| |
Bij de Afscheiding in 1838 kreeg ook de jonge kerk van Haulerwijk met de zorg
voor de armen en behoeftigen te maken. De jonge gemeente telde geen rijken, en
edelen bevonden zich in hun midden niet. Het was een tijd van armoede en gebrek.
Sociale voorzieningen, welke wij thans kennen, bestonden niet. Voor de oudere
Broeders en Zusters was er niet de A.O.W. Voor Weduwen en Wezen niet de A.W.W.
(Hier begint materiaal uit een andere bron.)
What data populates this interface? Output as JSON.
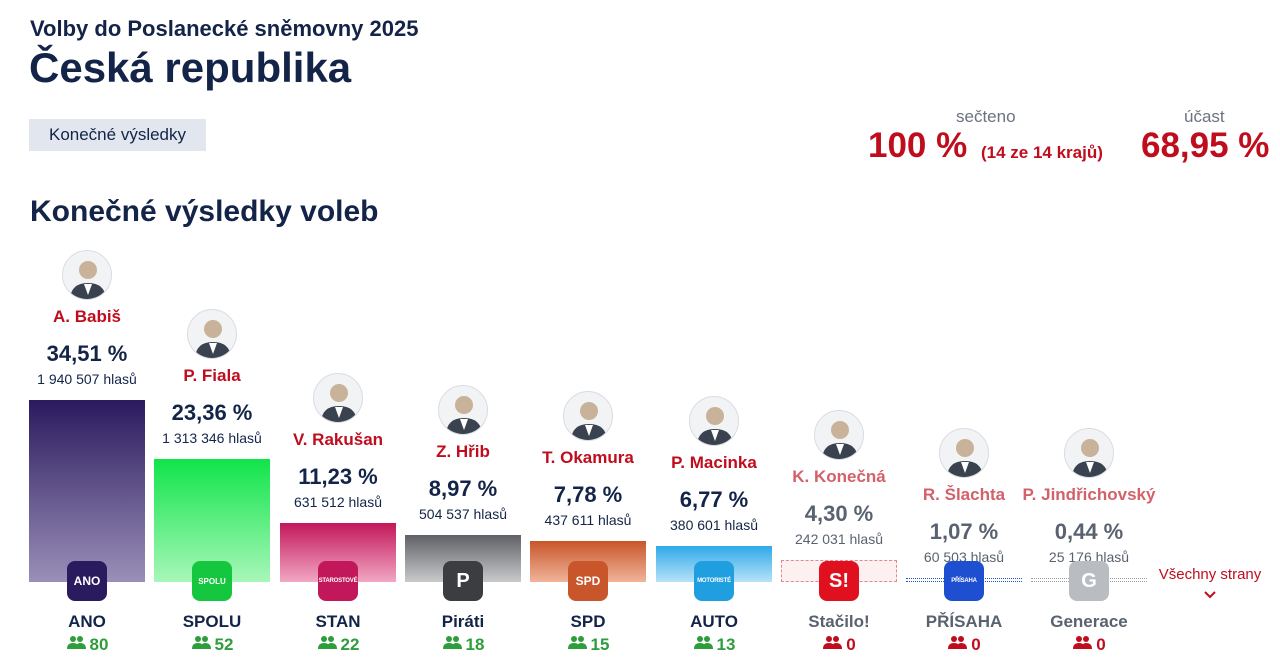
{
  "header": {
    "subtitle": "Volby do Poslanecké sněmovny 2025",
    "title": "Česká republika",
    "status": "Konečné výsledky"
  },
  "stats": {
    "counted_label": "sečteno",
    "counted_value": "100 %",
    "counted_extra": "(14 ze 14 krajů)",
    "turnout_label": "účast",
    "turnout_value": "68,95 %"
  },
  "section": {
    "heading": "Konečné výsledky voleb"
  },
  "parties": [
    {
      "candidate": "A. Babiš",
      "pct": "34,51 %",
      "votes": "1 940 507 hlasů",
      "abbr": "ANO",
      "seats": "80",
      "logo_text": "ANO",
      "value": 34.51,
      "bar_color_top": "#2a1a5e",
      "bar_color_bottom": "#9a8fb8",
      "logo_bg": "#2a1a5e",
      "elected": true
    },
    {
      "candidate": "P. Fiala",
      "pct": "23,36 %",
      "votes": "1 313 346 hlasů",
      "abbr": "SPOLU",
      "seats": "52",
      "logo_text": "SPOLU",
      "value": 23.36,
      "bar_color_top": "#10e44a",
      "bar_color_bottom": "#a8f7b9",
      "logo_bg": "#15c73e",
      "elected": true
    },
    {
      "candidate": "V. Rakušan",
      "pct": "11,23 %",
      "votes": "631 512 hlasů",
      "abbr": "STAN",
      "seats": "22",
      "logo_text": "STAROSTOVÉ",
      "value": 11.23,
      "bar_color_top": "#c2185b",
      "bar_color_bottom": "#f2a7c3",
      "logo_bg": "#c2185b",
      "elected": true
    },
    {
      "candidate": "Z. Hřib",
      "pct": "8,97 %",
      "votes": "504 537 hlasů",
      "abbr": "Piráti",
      "seats": "18",
      "logo_text": "P",
      "value": 8.97,
      "bar_color_top": "#5f6166",
      "bar_color_bottom": "#c9cacc",
      "logo_bg": "#3c3d40",
      "elected": true
    },
    {
      "candidate": "T. Okamura",
      "pct": "7,78 %",
      "votes": "437 611 hlasů",
      "abbr": "SPD",
      "seats": "15",
      "logo_text": "SPD",
      "value": 7.78,
      "bar_color_top": "#c8562a",
      "bar_color_bottom": "#f0b49a",
      "logo_bg": "#c8562a",
      "elected": true
    },
    {
      "candidate": "P. Macinka",
      "pct": "6,77 %",
      "votes": "380 601 hlasů",
      "abbr": "AUTO",
      "seats": "13",
      "logo_text": "MOTORISTÉ",
      "value": 6.77,
      "bar_color_top": "#2fa9e8",
      "bar_color_bottom": "#b7e2f8",
      "logo_bg": "#1f9ee0",
      "elected": true
    },
    {
      "candidate": "K. Konečná",
      "pct": "4,30 %",
      "votes": "242 031 hlasů",
      "abbr": "Stačilo!",
      "seats": "0",
      "logo_text": "S!",
      "value": 4.3,
      "bar_color_top": "#e08a90",
      "bar_color_bottom": "#fdf0f1",
      "logo_bg": "#e0101e",
      "elected": false
    },
    {
      "candidate": "R. Šlachta",
      "pct": "1,07 %",
      "votes": "60 503 hlasů",
      "abbr": "PŘÍSAHA",
      "seats": "0",
      "logo_text": "PŘÍSAHA",
      "value": 1.07,
      "bar_color_top": "#1f4fd1",
      "bar_color_bottom": "#1f4fd1",
      "logo_bg": "#1f4fd1",
      "elected": false
    },
    {
      "candidate": "P. Jindřichovský",
      "pct": "0,44 %",
      "votes": "25 176 hlasů",
      "abbr": "Generace",
      "seats": "0",
      "logo_text": "G",
      "value": 0.44,
      "bar_color_top": "#9aa0a8",
      "bar_color_bottom": "#9aa0a8",
      "logo_bg": "#b9bcc1",
      "elected": false
    }
  ],
  "all_parties_label": "Všechny strany"
}
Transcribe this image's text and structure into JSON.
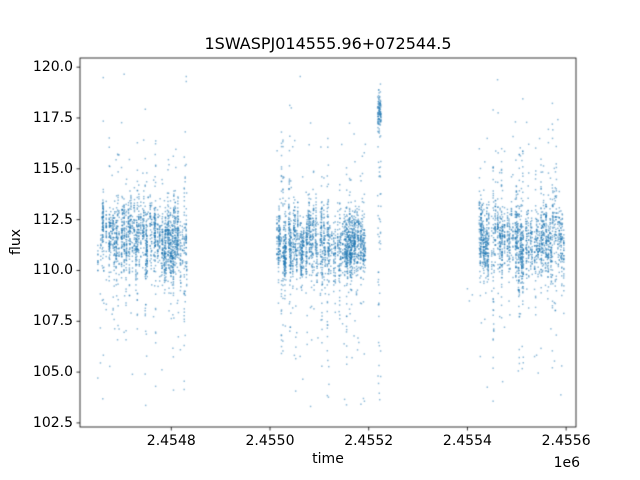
{
  "chart_data": {
    "type": "scatter",
    "title": "1SWASPJ014555.96+072544.5",
    "xlabel": "time",
    "ylabel": "flux",
    "x_offset_text": "1e6",
    "xlim": [
      2454615,
      2455620
    ],
    "ylim": [
      102.3,
      120.45
    ],
    "xticks": [
      2454800,
      2455000,
      2455200,
      2455400,
      2455600
    ],
    "xtick_labels": [
      "2.4548",
      "2.4550",
      "2.4552",
      "2.4554",
      "2.4556"
    ],
    "yticks": [
      102.5,
      105.0,
      107.5,
      110.0,
      112.5,
      115.0,
      117.5,
      120.0
    ],
    "ytick_labels": [
      "102.5",
      "105.0",
      "107.5",
      "110.0",
      "112.5",
      "115.0",
      "117.5",
      "120.0"
    ],
    "grid": false,
    "legend": null,
    "marker_color": "#1f77b4",
    "marker_alpha": 0.5,
    "marker_size_px": 1.5,
    "clusters": [
      {
        "t0": 2454650,
        "t1": 2454832,
        "night_prob_start": 0.35,
        "night_prob_end": 0.75,
        "per_night": 34,
        "flux_mu": 111.45,
        "night_sigma": 0.65,
        "point_sigma": 0.7,
        "tail_frac": 0.085,
        "noisy_night_frac": 0.07,
        "flux_min": 103.1,
        "flux_max": 119.7
      },
      {
        "t0": 2455014,
        "t1": 2455196,
        "night_prob_start": 0.62,
        "night_prob_end": 0.6,
        "per_night": 34,
        "flux_mu": 111.35,
        "night_sigma": 0.65,
        "point_sigma": 0.7,
        "tail_frac": 0.085,
        "noisy_night_frac": 0.07,
        "flux_min": 103.2,
        "flux_max": 119.6
      },
      {
        "t0": 2455424,
        "t1": 2455596,
        "night_prob_start": 0.55,
        "night_prob_end": 0.62,
        "per_night": 30,
        "flux_mu": 111.4,
        "night_sigma": 0.65,
        "point_sigma": 0.7,
        "tail_frac": 0.08,
        "noisy_night_frac": 0.06,
        "flux_min": 103.3,
        "flux_max": 119.6
      }
    ],
    "strips": [
      {
        "t0": 2455218,
        "t1": 2455225,
        "n": 150,
        "top_frac": 0.55,
        "top_mu": 117.8,
        "top_sigma": 0.55,
        "flux_min": 103.4,
        "flux_max": 119.5
      }
    ],
    "extra_points": [
      [
        2455400,
        109.1
      ],
      [
        2455404,
        108.5
      ],
      [
        2455410,
        108.8
      ]
    ]
  }
}
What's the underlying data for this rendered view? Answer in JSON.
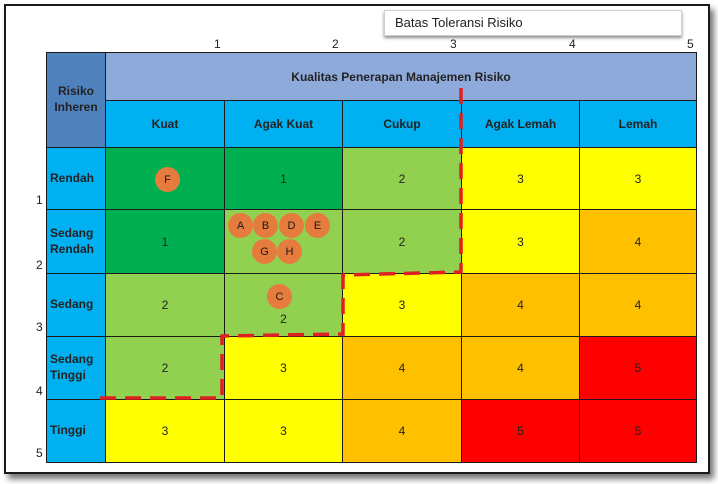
{
  "tolerance_label": "Batas Toleransi Risiko",
  "top_axis": [
    "1",
    "2",
    "3",
    "4",
    "5"
  ],
  "left_axis": [
    "1",
    "2",
    "3",
    "4",
    "5"
  ],
  "corner_header": {
    "line1": "Risiko",
    "line2": "Inheren"
  },
  "quality_header": "Kualitas Penerapan Manajemen Risiko",
  "columns": [
    "Kuat",
    "Agak Kuat",
    "Cukup",
    "Agak Lemah",
    "Lemah"
  ],
  "rows": [
    {
      "line1": "Rendah",
      "line2": ""
    },
    {
      "line1": "Sedang",
      "line2": "Rendah"
    },
    {
      "line1": "Sedang",
      "line2": ""
    },
    {
      "line1": "Sedang",
      "line2": "Tinggi"
    },
    {
      "line1": "Tinggi",
      "line2": ""
    }
  ],
  "values": [
    [
      "",
      "1",
      "2",
      "3",
      "3"
    ],
    [
      "1",
      "",
      "2",
      "3",
      "4"
    ],
    [
      "2",
      "2",
      "3",
      "4",
      "4"
    ],
    [
      "2",
      "3",
      "4",
      "4",
      "5"
    ],
    [
      "3",
      "3",
      "4",
      "5",
      "5"
    ]
  ],
  "markers": [
    "A",
    "B",
    "D",
    "E",
    "G",
    "H",
    "C",
    "F"
  ],
  "colors": {
    "header_blue": "#00b0f0",
    "title_blue": "#8eaadb",
    "corner_blue": "#4f81bd",
    "level1": "#00b050",
    "level2": "#92d050",
    "level3": "#ffff00",
    "level4": "#ffc000",
    "level5": "#ff0000",
    "marker": "#e57c3e",
    "tolerance_line": "#e02020"
  }
}
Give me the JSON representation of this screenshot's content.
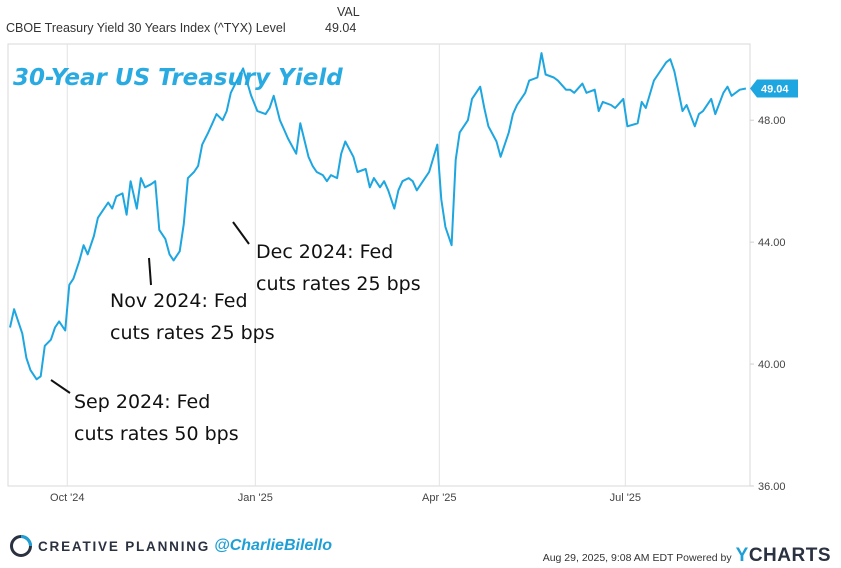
{
  "legend": {
    "series_name": "CBOE Treasury Yield 30 Years Index (^TYX) Level",
    "value_header": "VAL",
    "value": "49.04"
  },
  "chart_data": {
    "type": "line",
    "title": "30-Year US Treasury Yield",
    "xlabel": "",
    "ylabel": "",
    "x_ticks": [
      "Oct '24",
      "Jan '25",
      "Apr '25",
      "Jul '25"
    ],
    "y_ticks": [
      "36.00",
      "40.00",
      "44.00",
      "48.00"
    ],
    "ylim": [
      36,
      50.5
    ],
    "grid": "vertical-lines",
    "last_value_label": "49.04",
    "line_color": "#1ea6e0",
    "series": [
      {
        "name": "CBOE Treasury Yield 30 Years Index (^TYX) Level",
        "x": [
          "2024-09-03",
          "2024-09-05",
          "2024-09-09",
          "2024-09-11",
          "2024-09-13",
          "2024-09-16",
          "2024-09-18",
          "2024-09-20",
          "2024-09-23",
          "2024-09-25",
          "2024-09-27",
          "2024-09-30",
          "2024-10-02",
          "2024-10-04",
          "2024-10-07",
          "2024-10-09",
          "2024-10-11",
          "2024-10-14",
          "2024-10-16",
          "2024-10-18",
          "2024-10-21",
          "2024-10-23",
          "2024-10-25",
          "2024-10-28",
          "2024-10-30",
          "2024-11-01",
          "2024-11-04",
          "2024-11-06",
          "2024-11-08",
          "2024-11-11",
          "2024-11-13",
          "2024-11-15",
          "2024-11-18",
          "2024-11-20",
          "2024-11-22",
          "2024-11-25",
          "2024-11-27",
          "2024-11-29",
          "2024-12-02",
          "2024-12-04",
          "2024-12-06",
          "2024-12-09",
          "2024-12-11",
          "2024-12-13",
          "2024-12-16",
          "2024-12-18",
          "2024-12-20",
          "2024-12-23",
          "2024-12-26",
          "2024-12-30",
          "2025-01-02",
          "2025-01-06",
          "2025-01-08",
          "2025-01-10",
          "2025-01-13",
          "2025-01-15",
          "2025-01-17",
          "2025-01-21",
          "2025-01-23",
          "2025-01-27",
          "2025-01-29",
          "2025-01-31",
          "2025-02-03",
          "2025-02-05",
          "2025-02-07",
          "2025-02-10",
          "2025-02-12",
          "2025-02-14",
          "2025-02-18",
          "2025-02-20",
          "2025-02-24",
          "2025-02-26",
          "2025-02-28",
          "2025-03-03",
          "2025-03-05",
          "2025-03-07",
          "2025-03-10",
          "2025-03-12",
          "2025-03-14",
          "2025-03-17",
          "2025-03-19",
          "2025-03-21",
          "2025-03-25",
          "2025-03-27",
          "2025-03-31",
          "2025-04-02",
          "2025-04-04",
          "2025-04-07",
          "2025-04-09",
          "2025-04-11",
          "2025-04-15",
          "2025-04-17",
          "2025-04-21",
          "2025-04-23",
          "2025-04-25",
          "2025-04-29",
          "2025-05-01",
          "2025-05-05",
          "2025-05-07",
          "2025-05-09",
          "2025-05-13",
          "2025-05-15",
          "2025-05-19",
          "2025-05-21",
          "2025-05-23",
          "2025-05-27",
          "2025-05-29",
          "2025-06-02",
          "2025-06-04",
          "2025-06-06",
          "2025-06-10",
          "2025-06-12",
          "2025-06-16",
          "2025-06-18",
          "2025-06-20",
          "2025-06-24",
          "2025-06-26",
          "2025-06-30",
          "2025-07-02",
          "2025-07-07",
          "2025-07-09",
          "2025-07-11",
          "2025-07-15",
          "2025-07-17",
          "2025-07-21",
          "2025-07-23",
          "2025-07-25",
          "2025-07-29",
          "2025-07-31",
          "2025-08-04",
          "2025-08-06",
          "2025-08-08",
          "2025-08-12",
          "2025-08-14",
          "2025-08-18",
          "2025-08-20",
          "2025-08-22",
          "2025-08-26",
          "2025-08-29"
        ],
        "y": [
          41.2,
          41.8,
          41.0,
          40.2,
          39.8,
          39.5,
          39.6,
          40.6,
          40.8,
          41.2,
          41.4,
          41.1,
          42.6,
          42.8,
          43.4,
          43.9,
          43.6,
          44.2,
          44.8,
          45.0,
          45.3,
          45.1,
          45.5,
          45.6,
          44.9,
          46.0,
          45.1,
          46.1,
          45.8,
          45.9,
          46.0,
          44.4,
          44.1,
          43.6,
          43.4,
          43.7,
          44.6,
          46.1,
          46.3,
          46.5,
          47.2,
          47.6,
          47.9,
          48.2,
          48.0,
          48.3,
          48.9,
          49.3,
          49.7,
          48.8,
          48.3,
          48.2,
          48.4,
          48.8,
          48.0,
          47.7,
          47.4,
          46.9,
          47.9,
          46.8,
          46.5,
          46.3,
          46.2,
          46.0,
          46.2,
          46.1,
          46.9,
          47.3,
          46.8,
          46.3,
          46.4,
          45.8,
          46.1,
          45.8,
          46.0,
          45.7,
          45.1,
          45.7,
          46.0,
          46.1,
          46.0,
          45.7,
          46.1,
          46.3,
          47.2,
          45.4,
          44.5,
          43.9,
          46.7,
          47.6,
          48.0,
          48.7,
          49.1,
          48.4,
          47.8,
          47.3,
          46.8,
          47.6,
          48.2,
          48.5,
          48.9,
          49.3,
          49.4,
          50.2,
          49.5,
          49.4,
          49.3,
          49.0,
          49.0,
          48.9,
          49.2,
          48.9,
          49.0,
          48.3,
          48.6,
          48.5,
          48.4,
          48.7,
          47.8,
          47.9,
          48.6,
          48.4,
          49.3,
          49.5,
          49.9,
          50.0,
          49.6,
          48.3,
          48.5,
          47.8,
          48.2,
          48.3,
          48.7,
          48.2,
          48.9,
          49.1,
          48.8,
          49.0,
          49.04
        ]
      }
    ],
    "annotations": [
      {
        "text_line1": "Sep 2024: Fed",
        "text_line2": "cuts rates 50 bps",
        "date": "2024-09-18"
      },
      {
        "text_line1": "Nov 2024: Fed",
        "text_line2": "cuts rates 25 bps",
        "date": "2024-11-07"
      },
      {
        "text_line1": "Dec 2024: Fed",
        "text_line2": "cuts rates 25 bps",
        "date": "2024-12-18"
      }
    ]
  },
  "footer": {
    "brand_name": "CREATIVE PLANNING",
    "handle": "@CharlieBilello",
    "timestamp": "Aug 29, 2025, 9:08 AM EDT Powered by",
    "ycharts_y": "Y",
    "ycharts_rest": "CHARTS"
  },
  "colors": {
    "line": "#1ea6e0",
    "title": "#29abe2",
    "grid": "#e3e3e3",
    "brand_dark": "#2a3140"
  },
  "icons": [
    "creative-planning-logo-icon"
  ]
}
Werkeloosheidswetten, Ziektewet, alsmede de Wet op de Arbeidsongeschiktheid, men
kon er geen beroep op doen. Zo zag de jonge kerk zich voor de geweldige
problemen gesteld de nood voor zover dat mogelijk was met de middelen waarover
men beschikte te lenigen. De middelen die men in die dagen had waren wel zeer
beperkt, als men een vergelijking trekt met de tijd van nu. Het was de tijd van
centen en halve centen. Welke armenzorg werd door de diakonie gegeven? Deze was
niet altijd gelijk. Het kon zijn dat men een bepaald bedrag per week ontving.
Dit bedrag werd door een diaken bij het gezin gebracht. De hulp werd ook gegeven
door de diakonie als door de behandelende arts of het ziekenhuis versterkende
middelen werden voorgeschreven. Deze werden dan door de diakonie betaald. Men
hielp de armen en behoeftigen door voor hen de benodigde winterbrandstof te
betalen. Als een moeder ziek was en er huishoudelijke hulp nodig was hielp men
door het loon van die hulp te betalen. Een andere vorm van hulp die gegeven werd
was bijvoorbeeld als een arme broeder een handeltje wilde beginnen om zo in zijn
levensbehoeften te voorzien. Dan nam de diakonie de rekening voor de eerste
aankopen bij de grossier voor zijn rekening. Zoals uit bovenstaande blijkt was
de taak der diakonie een zeer moeilijke taak. De kas der diakonie liet dan ook
geregeld de bodem zien.
De aanval op de Diakonale Arbeid.
De bezetting door de Duitsers van ons land in mei 1940 gaf ook de Diakonie de
nodige problemen, al werden die in de eerste tijd nog niet zo heel erg gevoeld.
De aanval van de bezetter begon met instelling van de Stichting „Winterhulp
Nederland" met daaraan verbonden de Stichting „Nederlandse Volksdienst". Doel
was een stichting van een Diakonie naar Duits model. De diakonieën van de kerken
werden hiermede uitgeschakeld.
De kerken en de diakonieën hebben deze aanval afgeslagen. Gedurende de gehele
oorlogstijd werd de zelfstandigheid der Diakonieën gehandhaafd. De verzorging
van de arme Broeders en Zusters werd in de oorlog door de Diakonie gedaan.
Winterhulp en Volksdienst werden dan ook een groot fiasco voor de bezetter.
Echter voor de Diakonieën kwam er wel een ander groot probleem bij, namelijk het
steun bieden aan hen die in nood kwamen te verkeren doordat een man of
kostwinnaar door de Duitsers was gefusilleerd of gevangen genomen of zonder werk
geraakte doordat hij moest onderduiken. Het verzet deed veel voor hen. Kerken en
diakonieën waren er zich van bewust dat er voor hen ook hier een taak lag. In
1943 werd in bijna alle kerken het zogenaamde „Fonds Bijzondere Noden" gesticht.
In de meeste kerken werd zo mogelijk éénmaal per maand een collecte gehouden
voor bijzondere noden. De gelden werden in een speciale kas gestort. Uit dit
fonds konden vele door de oorlog getroffenen geholpen worden.
De Diakonie van heden.
Met de komst van de naoorlogse sociale voorzieningen veranderde ook de taak van
de diakonie. Wat tot dusver de taak der diakonie was geweest, de zorg van de
naaste dichtbij, werd voor een groot deel door de Overheid overgenomen door het
instellen van de vele sociale voorzieningen. De taak der Diakonie werd verlegd
naar de naaste veraf. Het diakonaat, dat tot dusver in eigen gemeente zijn taak
en plaats had, werd Werelddiakonaat. Vanzelfsprekend worden door de Diakonie de
bejaarden en ouderen in eigen gemeente, alsmede behoeftigen niet vergeten.